林墨听出了其中的关切,微微躬身:“三叔公教诲,孙儿谨记。孙儿也知进退。只是,树欲静而风不止。有些人,不是你退,他就会止步的。林家已退无可退。孙儿所为,不过是求一线生机,为父兄,为二伯,为这满门孤寡,讨一个公道,争一个活路。”
林远山凝视着林墨沉静却坚定的眼睛,良久,再次叹息,这次叹息中少了些忧虑,多了些难以言喻的感慨:“罢了,罢了。你既有此心志,便放手去做吧。族中琐事,我这把老骨头还能帮你盯着些。只望你……一切小心,保住有用之身。林家……终究要靠你们年轻人了。”
看着三叔公蹒跚离去的背影,林墨心中微暖。这位族老或许保守,或许有过私心,但在这风雨飘摇之际,他选择留下,选择支持,已是难能可贵。
看过母亲和二伯,母亲在陈太医的针灸和汤药调理下,心神稍定,但依旧憔悴不堪,拉着林墨的手默默垂泪,反复叮嘱他要当心。二伯林毅依旧昏迷,气息微弱,陈太医说伤势太重,又长途颠簸,能吊住命已是侥幸,何时能醒,甚至能否醒来,都是未知之数。那空荡荡的下身和苍白的面容,再次刺痛了林墨的心。
回到自己那冷清已久的院子,林墨屏退下人,独自坐在黑暗中。肩膀的伤处仍在隐隐作痛,体内的虚弱感也一阵阵袭来。但他脑海中却异常清醒,反复推演着刘文正、周夫子可能的反应,冯定国暗示的兵部案牍库,朝中接下来的动向,以及那二十名正在接受秘密训练的少年……
千头万绪,如乱麻交织。但他知道,自己不能乱。每一步,都如履薄冰。
不知坐了多久,窗外传来梆子声,已是三更。
他正要起身休息,心口那点“余烬”,忽然毫无征兆地微微一跳!这一次的跳动,并非之前那种微弱的温热搏动,而是带着一丝清晰的……牵引感?仿佛遥远的地方,有什么东西引起了它的共鸣!

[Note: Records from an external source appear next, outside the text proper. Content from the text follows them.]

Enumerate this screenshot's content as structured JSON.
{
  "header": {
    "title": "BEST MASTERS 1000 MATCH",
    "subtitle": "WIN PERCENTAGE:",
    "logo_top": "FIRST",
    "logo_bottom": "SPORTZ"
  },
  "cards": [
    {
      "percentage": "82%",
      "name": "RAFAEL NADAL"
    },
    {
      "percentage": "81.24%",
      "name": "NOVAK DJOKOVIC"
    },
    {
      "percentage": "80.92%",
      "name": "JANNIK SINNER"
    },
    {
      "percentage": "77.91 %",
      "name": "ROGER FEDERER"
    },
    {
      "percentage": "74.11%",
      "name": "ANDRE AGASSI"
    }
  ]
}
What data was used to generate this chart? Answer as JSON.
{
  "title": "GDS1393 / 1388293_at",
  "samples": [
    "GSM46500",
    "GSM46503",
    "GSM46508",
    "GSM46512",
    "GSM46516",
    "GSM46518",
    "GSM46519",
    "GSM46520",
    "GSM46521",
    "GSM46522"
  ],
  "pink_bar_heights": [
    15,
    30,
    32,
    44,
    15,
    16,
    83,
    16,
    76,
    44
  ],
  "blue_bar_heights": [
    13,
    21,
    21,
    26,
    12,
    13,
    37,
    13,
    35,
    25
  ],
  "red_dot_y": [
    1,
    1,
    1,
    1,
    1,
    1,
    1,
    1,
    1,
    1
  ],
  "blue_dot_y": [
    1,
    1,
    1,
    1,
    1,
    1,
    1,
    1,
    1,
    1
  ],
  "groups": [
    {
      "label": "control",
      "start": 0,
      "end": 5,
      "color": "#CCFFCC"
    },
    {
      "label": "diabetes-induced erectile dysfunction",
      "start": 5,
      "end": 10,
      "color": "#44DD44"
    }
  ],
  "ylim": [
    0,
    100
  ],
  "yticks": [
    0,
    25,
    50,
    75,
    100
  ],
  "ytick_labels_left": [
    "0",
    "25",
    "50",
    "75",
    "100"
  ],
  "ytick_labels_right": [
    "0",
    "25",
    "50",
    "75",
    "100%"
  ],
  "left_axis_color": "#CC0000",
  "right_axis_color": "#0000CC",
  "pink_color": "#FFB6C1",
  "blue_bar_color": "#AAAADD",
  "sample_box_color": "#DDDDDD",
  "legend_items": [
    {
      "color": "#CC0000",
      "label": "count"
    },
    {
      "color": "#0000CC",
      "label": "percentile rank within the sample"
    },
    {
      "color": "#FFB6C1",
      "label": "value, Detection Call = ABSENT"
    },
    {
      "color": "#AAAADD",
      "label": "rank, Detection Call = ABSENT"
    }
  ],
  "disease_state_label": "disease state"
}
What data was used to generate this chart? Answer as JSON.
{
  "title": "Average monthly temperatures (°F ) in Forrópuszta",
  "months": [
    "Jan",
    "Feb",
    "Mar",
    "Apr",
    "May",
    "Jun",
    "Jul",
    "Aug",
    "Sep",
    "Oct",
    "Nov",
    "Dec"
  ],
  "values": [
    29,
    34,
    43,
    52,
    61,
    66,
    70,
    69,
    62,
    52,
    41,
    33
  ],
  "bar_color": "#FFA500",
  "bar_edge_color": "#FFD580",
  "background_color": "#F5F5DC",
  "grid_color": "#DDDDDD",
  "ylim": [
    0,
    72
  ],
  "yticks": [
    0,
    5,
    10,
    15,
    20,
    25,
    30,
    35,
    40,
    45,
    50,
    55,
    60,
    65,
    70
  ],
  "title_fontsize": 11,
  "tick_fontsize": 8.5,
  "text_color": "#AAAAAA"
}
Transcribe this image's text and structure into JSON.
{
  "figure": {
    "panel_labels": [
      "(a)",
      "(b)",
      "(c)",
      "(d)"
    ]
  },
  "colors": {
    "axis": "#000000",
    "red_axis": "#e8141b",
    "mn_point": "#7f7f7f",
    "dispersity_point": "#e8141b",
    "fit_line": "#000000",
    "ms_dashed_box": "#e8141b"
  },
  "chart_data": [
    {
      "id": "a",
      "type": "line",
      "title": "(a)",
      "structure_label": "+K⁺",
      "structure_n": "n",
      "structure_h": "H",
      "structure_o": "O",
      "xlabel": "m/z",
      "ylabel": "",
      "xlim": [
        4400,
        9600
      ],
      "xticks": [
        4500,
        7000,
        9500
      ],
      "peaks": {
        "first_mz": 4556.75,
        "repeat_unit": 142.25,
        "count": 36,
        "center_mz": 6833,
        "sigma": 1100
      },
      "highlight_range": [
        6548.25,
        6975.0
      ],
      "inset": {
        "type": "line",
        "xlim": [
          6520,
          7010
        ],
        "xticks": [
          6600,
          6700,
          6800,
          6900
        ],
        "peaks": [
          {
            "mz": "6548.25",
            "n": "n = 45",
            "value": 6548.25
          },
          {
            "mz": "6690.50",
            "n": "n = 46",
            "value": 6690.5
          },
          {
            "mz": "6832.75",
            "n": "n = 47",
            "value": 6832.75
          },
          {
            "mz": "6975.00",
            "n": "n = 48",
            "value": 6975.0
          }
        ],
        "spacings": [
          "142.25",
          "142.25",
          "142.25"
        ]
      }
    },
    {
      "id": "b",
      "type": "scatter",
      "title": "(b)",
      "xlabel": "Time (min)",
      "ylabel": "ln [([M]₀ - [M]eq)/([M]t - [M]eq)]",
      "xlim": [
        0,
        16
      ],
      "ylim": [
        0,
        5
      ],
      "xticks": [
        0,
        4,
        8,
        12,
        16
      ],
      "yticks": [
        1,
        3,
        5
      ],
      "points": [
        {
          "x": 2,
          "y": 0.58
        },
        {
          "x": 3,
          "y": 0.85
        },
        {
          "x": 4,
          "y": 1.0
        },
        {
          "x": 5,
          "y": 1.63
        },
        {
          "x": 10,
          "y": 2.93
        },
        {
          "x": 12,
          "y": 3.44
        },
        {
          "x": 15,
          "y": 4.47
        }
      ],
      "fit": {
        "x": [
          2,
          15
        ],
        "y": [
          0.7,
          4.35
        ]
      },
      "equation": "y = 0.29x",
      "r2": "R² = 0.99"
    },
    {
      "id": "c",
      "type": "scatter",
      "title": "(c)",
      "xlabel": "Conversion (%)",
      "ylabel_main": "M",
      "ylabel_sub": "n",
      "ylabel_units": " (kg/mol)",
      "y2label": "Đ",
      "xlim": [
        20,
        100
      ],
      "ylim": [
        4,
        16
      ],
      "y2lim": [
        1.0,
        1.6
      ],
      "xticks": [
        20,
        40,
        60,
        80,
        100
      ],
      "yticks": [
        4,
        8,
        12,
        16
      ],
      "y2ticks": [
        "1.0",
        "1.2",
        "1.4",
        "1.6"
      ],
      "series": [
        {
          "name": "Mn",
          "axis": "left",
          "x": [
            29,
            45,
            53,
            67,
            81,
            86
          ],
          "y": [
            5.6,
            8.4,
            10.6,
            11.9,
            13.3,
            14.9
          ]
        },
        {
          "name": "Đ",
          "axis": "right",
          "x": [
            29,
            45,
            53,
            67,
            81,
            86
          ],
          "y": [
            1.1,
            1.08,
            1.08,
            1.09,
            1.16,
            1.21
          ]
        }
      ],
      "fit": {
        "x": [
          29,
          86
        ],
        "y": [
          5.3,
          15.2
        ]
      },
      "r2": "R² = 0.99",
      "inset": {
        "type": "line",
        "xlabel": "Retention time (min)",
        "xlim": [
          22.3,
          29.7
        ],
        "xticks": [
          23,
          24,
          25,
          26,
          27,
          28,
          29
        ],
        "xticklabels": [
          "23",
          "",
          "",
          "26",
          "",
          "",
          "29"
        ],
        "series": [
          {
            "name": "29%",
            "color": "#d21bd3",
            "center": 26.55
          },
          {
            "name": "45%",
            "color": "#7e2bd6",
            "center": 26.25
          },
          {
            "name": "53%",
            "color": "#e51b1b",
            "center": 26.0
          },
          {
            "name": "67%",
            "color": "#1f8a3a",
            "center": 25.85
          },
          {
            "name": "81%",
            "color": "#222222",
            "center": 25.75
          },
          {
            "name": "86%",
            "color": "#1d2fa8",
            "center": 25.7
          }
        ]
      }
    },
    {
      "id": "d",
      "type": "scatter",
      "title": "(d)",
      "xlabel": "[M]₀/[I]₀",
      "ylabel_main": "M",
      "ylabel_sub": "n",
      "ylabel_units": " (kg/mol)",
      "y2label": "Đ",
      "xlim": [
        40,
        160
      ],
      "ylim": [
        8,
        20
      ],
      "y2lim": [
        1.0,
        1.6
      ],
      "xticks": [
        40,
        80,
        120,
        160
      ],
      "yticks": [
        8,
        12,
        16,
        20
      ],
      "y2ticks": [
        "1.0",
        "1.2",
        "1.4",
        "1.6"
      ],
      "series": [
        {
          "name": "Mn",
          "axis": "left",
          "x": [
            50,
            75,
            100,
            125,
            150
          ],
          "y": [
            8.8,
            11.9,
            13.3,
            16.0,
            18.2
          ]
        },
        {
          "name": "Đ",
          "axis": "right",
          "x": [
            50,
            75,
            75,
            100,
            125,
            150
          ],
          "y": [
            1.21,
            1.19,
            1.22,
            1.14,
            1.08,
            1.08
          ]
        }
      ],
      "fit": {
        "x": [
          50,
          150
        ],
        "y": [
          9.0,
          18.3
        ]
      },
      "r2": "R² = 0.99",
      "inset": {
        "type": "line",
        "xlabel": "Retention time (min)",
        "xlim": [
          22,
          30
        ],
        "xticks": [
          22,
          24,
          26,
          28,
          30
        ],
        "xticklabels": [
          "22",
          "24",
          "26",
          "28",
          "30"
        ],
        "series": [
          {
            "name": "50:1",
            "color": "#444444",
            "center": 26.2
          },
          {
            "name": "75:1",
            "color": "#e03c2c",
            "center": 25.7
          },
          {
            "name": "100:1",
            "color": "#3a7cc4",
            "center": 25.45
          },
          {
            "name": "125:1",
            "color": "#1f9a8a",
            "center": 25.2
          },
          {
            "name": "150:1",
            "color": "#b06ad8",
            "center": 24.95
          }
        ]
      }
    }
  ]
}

林墨瞬间警觉,凝神感应。但那感觉一闪而逝,如同错觉。他皱起眉头。是这力量恢复过程中的自然现象?还是……与什么外物产生了感应?
他想起了老鹰峡,想起了最后引爆这力量时,那种仿佛能“触碰”甚至“扰”实体(弩机)的感觉。这力量,难道不仅能作用于自身,还能感应,甚至……影响外界?
这个发现让他心中一动。如果真是这样,那这“戮战魂”的潜力,或许远超他的想象。但眼下,信息太少,无法确定。
他走到窗边,推开一道缝隙。夜空如墨,无星无月,只有深秋的寒风,带着刺骨的凉意,灌入室内。
远处,京城那无尽的黑暗中,不知有多少双眼睛,正注视着这座挂着白幡的将军府。有同情,有冷漠,更多的,是贪婪与算计。
林墨深吸一口冰冷的空气,缓缓闭上眼。
兵部案牍库……清流言官……暗中训练的少年……还有这神秘莫测、与意和执念相连的力量……
暗流已然汹涌。而他,即将主动踏入这片漩涡的中心。
明天,将是新的一局棋的开始。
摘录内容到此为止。